Global Environment Issue: Water Pollution

Global Environment Issue: Water Pollution


Global Environment Issue: Water Pollution


Water is referred to as the key to life. No life can survive without water. Yet water is the most abundant natural resource on the planet and a unique feature which differentiates the Earth from other planets in the solar system. Water is a very important commodity for all living things and more so for the survival of man. It has been the cause of numerous accounts of human conflict as well as human animal conflicts. The earliest human civilizations formed around mater bodies as was the case in ancient Mesopotamia and Ancient Egypt (Dodds and Pippard). The conflict theory offers valuable insights as to why human beings have and still fight to control this vital natural resource. This paper seeks to invoke the conflict theory in an effort to address causes and nature of water pollution as a global environment issue.

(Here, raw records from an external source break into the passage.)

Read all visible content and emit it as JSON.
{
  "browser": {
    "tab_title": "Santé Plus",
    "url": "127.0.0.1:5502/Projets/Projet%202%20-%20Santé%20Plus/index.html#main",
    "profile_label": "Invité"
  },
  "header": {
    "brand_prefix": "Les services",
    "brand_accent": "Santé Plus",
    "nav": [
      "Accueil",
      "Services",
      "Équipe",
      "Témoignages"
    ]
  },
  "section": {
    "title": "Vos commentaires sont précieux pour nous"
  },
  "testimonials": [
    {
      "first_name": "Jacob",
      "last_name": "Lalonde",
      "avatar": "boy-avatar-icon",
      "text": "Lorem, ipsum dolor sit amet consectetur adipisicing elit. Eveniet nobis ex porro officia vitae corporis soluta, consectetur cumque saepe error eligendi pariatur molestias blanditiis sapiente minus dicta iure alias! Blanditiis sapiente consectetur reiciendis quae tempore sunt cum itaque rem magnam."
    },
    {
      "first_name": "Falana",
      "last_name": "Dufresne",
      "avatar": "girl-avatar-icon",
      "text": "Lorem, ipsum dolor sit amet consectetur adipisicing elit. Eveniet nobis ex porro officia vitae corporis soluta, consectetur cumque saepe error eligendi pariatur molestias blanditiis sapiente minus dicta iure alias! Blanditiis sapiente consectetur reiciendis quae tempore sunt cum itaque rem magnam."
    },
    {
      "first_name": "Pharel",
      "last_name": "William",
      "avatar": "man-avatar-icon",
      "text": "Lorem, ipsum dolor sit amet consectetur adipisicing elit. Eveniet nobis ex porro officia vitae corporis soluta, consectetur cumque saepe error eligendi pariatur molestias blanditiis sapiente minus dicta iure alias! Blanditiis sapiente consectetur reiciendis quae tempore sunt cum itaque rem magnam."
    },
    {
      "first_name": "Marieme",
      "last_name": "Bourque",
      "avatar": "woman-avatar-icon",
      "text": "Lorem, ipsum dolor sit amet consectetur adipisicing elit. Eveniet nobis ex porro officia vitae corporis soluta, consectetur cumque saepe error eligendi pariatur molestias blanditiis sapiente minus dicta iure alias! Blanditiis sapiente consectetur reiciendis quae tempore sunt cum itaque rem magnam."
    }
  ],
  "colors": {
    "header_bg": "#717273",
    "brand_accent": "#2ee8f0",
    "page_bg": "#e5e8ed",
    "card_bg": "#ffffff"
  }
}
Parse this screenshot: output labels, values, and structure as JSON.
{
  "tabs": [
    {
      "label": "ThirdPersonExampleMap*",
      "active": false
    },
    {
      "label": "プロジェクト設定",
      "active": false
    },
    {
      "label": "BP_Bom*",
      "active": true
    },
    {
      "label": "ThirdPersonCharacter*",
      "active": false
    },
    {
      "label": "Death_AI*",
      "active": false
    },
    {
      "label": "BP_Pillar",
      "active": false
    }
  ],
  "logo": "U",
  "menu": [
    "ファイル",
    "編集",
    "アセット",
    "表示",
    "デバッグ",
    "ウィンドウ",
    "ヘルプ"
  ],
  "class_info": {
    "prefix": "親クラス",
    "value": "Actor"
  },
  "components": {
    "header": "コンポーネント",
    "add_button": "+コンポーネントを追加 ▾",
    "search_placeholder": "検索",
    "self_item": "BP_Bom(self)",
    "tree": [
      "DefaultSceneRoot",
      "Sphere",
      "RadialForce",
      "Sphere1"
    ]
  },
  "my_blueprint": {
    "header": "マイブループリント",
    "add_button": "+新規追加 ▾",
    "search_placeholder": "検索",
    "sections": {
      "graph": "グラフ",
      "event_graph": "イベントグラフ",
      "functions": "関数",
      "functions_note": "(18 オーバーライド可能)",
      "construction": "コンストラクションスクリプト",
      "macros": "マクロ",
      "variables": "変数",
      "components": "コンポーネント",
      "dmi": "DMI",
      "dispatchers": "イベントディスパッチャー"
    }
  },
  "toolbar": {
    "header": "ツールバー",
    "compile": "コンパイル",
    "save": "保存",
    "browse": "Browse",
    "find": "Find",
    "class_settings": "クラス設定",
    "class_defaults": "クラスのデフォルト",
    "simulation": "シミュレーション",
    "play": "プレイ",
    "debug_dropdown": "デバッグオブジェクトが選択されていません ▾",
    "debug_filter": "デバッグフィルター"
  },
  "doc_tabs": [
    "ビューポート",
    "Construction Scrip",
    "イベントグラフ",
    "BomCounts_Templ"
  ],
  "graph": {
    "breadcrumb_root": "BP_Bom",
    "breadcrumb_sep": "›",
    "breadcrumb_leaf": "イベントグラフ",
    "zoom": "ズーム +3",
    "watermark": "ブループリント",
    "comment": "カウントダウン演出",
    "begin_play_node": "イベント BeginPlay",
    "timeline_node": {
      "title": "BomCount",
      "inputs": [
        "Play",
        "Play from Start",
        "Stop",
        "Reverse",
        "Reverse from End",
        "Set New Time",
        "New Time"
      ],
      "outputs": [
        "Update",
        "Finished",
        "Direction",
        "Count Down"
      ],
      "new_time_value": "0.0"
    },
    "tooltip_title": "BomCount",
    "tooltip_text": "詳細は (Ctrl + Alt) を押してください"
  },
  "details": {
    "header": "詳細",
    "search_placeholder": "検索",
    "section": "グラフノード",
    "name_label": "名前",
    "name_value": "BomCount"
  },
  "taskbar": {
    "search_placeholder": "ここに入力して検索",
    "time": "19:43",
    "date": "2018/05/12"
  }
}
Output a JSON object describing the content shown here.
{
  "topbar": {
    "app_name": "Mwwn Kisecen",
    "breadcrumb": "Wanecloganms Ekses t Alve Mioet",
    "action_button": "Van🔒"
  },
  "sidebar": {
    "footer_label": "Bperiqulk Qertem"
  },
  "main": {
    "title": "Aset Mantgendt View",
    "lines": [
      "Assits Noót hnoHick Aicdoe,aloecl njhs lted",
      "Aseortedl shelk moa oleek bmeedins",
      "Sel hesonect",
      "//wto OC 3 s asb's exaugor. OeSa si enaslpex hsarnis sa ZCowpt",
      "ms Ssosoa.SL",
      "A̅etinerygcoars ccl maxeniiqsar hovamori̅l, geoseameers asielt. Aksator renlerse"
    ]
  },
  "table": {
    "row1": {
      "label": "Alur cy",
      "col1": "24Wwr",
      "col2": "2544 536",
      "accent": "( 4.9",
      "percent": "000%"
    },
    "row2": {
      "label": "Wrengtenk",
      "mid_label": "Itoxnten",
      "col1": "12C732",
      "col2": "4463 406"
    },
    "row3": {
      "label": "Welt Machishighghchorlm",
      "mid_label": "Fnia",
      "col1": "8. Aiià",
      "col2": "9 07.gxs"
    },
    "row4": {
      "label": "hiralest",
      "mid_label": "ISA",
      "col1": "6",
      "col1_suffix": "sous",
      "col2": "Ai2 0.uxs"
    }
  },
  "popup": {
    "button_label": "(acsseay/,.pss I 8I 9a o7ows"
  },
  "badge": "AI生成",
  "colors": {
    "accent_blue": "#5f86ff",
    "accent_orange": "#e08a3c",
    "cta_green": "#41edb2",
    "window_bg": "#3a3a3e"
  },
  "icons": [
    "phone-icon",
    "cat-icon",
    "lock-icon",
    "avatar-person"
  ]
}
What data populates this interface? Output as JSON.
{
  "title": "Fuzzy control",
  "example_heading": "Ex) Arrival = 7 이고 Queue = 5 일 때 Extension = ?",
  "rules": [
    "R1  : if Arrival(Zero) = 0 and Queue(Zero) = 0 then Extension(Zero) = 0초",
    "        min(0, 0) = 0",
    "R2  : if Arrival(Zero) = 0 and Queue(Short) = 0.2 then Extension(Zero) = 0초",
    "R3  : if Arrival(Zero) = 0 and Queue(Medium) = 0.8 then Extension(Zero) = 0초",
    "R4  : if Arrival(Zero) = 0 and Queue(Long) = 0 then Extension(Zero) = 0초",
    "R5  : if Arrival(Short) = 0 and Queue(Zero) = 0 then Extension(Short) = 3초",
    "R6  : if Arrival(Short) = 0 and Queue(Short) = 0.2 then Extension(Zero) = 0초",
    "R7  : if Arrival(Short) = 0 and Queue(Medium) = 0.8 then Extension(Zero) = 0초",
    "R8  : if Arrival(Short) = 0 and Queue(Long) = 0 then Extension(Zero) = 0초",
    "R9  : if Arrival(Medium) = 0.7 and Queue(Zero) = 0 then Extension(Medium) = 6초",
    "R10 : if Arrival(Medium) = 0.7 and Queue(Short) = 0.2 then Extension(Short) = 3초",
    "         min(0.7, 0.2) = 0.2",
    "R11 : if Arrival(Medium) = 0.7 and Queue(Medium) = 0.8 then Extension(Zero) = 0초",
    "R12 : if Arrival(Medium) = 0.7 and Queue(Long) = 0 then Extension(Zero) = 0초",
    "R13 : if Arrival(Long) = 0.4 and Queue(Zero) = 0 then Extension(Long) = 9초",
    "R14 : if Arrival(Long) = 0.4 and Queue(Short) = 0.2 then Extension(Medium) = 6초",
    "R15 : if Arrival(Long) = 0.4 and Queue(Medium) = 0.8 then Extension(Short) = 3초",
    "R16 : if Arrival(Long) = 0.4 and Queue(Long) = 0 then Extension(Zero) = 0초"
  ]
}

Seas and oceans hold most of the Earth’s waters and as such, fresh water which humans need to survive and thrive is in limited supply. Water is also unevenly distributed due to a diverse range of natural factors. Human abuse is a factor that has led to fresh water scarcity. Men have opted to seek political and economic gain at the expense of sustainable water use (Dodds and Pippard). One such region is Ranipet India.



Ranipet Tanning and Chemical Processing Industries

According to Ambiga and AnnaDurai (1), water pollution is directly related to industrial development. Industries need water for different purposes and as such, economical development in the past and at present is highly dependent on the availability of water. India is the second most populous country on earth and as such has had to employ strategies aimed at developing its economic growth through the creation of different industries. In the past twenty years, India has realized significant growth and as such its future looks quite bright. Unfortunately, India has realized economic development at the expense of its people, the environment and its numerous ecosystems (Rao, Rao, and Ranganathan, 1).